About Image Color Palette Extractor
Pulling a colour palette out of an image is one of the more common design tasks — branding from a mood photo, theme-building from a product shot, accent-colour matching for a slide background. The desktop options (Photoshop's Image → Mode → Indexed Color, or the Adobe Color web tool) work but assume you have an Adobe account. Most online palette extractors return only a fixed 5 or 8 swatches in hex, with no control over the algorithm and no frequency information to show which colours actually dominate the image.
This image colour palette extractor gives you the controls that matter. Pick any number from 2 to 32 colours. Choose between three classic quantisation algorithms — median cut (the Pillow default, balances colour variance per cluster), octree (faster, tree-based for limited bit depth), and max coverage (favours the largest contiguous colour regions). Every colour is returned in three formats — Hex, RGB and HSL — with a frequency percentage showing how much of the image that colour accounts for, so you can tell at a glance whether a swatch is genuinely dominant or just one splash in a corner. A visual swatch image is generated alongside for download, ready to drop into a Figma file or design doc.

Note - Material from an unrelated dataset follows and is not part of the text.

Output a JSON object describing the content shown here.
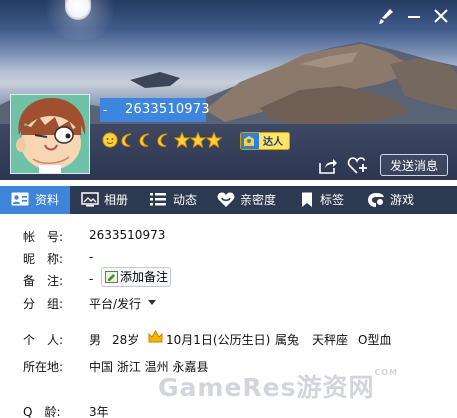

Use it to build a brand palette from a hero image, match accent colours for a slide theme, pull the dominant colours of a product shot for a marketplace listing, generate CSS variables matching a photographer's mood board, audit an existing site's colour use by feeding it a screenshot, or just learn what's actually in a sunset photo that caught your eye. Files up to 30 MB are processed in a stateless serverless function and discarded immediately.